An earlier leaflet campaign ran into trouble from campaigners, who argued it lacked detail about what was proposed, failed to specify who would have access to data, and failed to include an opt-out form.  

“As it turns out there just aren’t the safeguards in place to ensure it’s only used for health benefits, so we delayed until autumn to make sure these are in place,” said Kelsey.

NHS England’s big data guru was speaking on the day that the British Medical Association’s annual representative meeting called for care.data to be opt-in, not opt-out.

However, responding to a question from the audience about whether NHS England would consider that, Kelsey said he did not believe in an opt-in model.

“If we got opt-in, we end up with a tiny amount of data to ensure health for a maximum amount of people,” he said. However, he did promise a “profound and deep” information campaign to make sure everyone is aware of what will happen to their data.

Research from medConfidential, released this week to coincide with the BMA vote, found that 51% of almost 2,000 people independently polled had no knowledge of the project, despite the national leaflet campaign and subsequent outcry.

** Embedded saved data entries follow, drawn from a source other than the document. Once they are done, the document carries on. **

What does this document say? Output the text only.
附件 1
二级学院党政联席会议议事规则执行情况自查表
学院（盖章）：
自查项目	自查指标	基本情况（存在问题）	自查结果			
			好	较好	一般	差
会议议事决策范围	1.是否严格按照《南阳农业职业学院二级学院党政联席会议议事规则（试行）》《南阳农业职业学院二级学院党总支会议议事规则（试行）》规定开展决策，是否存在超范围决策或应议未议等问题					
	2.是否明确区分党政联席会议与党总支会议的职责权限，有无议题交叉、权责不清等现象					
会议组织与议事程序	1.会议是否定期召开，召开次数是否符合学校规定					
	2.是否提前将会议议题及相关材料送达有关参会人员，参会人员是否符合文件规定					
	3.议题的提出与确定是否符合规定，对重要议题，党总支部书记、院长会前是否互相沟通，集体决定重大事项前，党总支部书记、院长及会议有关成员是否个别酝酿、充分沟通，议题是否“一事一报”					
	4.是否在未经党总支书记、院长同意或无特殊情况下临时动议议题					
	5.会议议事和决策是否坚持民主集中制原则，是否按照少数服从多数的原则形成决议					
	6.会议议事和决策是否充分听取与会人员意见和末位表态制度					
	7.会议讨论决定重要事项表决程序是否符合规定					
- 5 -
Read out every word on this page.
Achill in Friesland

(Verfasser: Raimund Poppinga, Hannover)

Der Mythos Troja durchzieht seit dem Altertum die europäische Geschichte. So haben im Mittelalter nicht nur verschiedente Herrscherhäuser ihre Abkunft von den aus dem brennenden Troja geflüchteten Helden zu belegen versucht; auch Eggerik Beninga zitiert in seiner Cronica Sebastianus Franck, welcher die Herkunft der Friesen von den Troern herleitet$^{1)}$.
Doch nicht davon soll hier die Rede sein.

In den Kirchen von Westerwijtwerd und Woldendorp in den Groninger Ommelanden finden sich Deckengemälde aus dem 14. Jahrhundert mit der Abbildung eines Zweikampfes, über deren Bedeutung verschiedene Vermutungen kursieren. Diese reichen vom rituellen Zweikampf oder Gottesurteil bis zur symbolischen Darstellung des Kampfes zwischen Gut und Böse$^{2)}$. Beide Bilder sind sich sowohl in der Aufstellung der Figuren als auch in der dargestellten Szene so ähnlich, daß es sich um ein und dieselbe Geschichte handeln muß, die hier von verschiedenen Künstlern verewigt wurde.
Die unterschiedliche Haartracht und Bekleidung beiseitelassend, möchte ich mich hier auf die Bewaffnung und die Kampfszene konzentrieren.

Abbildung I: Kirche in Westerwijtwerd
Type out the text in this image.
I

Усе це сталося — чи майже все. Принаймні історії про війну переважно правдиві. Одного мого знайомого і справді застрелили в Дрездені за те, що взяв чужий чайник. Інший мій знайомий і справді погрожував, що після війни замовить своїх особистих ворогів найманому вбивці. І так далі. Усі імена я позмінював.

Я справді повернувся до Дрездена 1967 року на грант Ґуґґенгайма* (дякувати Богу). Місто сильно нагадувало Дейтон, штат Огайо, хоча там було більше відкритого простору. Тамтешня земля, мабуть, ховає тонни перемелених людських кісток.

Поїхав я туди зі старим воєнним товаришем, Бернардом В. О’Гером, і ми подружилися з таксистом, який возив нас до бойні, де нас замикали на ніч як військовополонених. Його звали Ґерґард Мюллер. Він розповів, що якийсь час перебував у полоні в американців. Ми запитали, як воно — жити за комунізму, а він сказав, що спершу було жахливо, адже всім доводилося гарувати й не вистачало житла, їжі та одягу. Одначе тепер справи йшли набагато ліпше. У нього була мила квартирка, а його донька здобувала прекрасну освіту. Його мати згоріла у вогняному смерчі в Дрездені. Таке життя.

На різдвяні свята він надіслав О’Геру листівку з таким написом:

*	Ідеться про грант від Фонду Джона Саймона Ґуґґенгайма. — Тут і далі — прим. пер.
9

The organisation is calling for a hybrid opt-in, opt-out model, in which GPs would be able to decide locally on what basis to participate in the programme.

The second type of data Kelsey claimed is crucial to the health service is the Friends and Family Test, launched to acute providers last year, which asks every patient whether they would recommend an NHS service to their friends and family.

Kelsey said it has been an “incredible success” and will be launched to GPs, mental health and community providers by the end of the year.

The third, he said, is social media. He urged commissioners to get involved with social networks such as Twitter, and said he was amazed by how many clinical commissioning groups were not already using it.

The fourth, which according to Kelsey will become the most important source of data, is to experiment locally with giving individual patients a voice around their outcomes and to ask what outcomes they would like to see for their care.

Kelsey also urged commissioners to be transparent, and urged them to have “real-time conversations” with their local communities.

“I believe a data rich health service is a lasting health service and only when we listen can we commission effectively. Without data we can’t unleash the power of the digital revolution,” he said.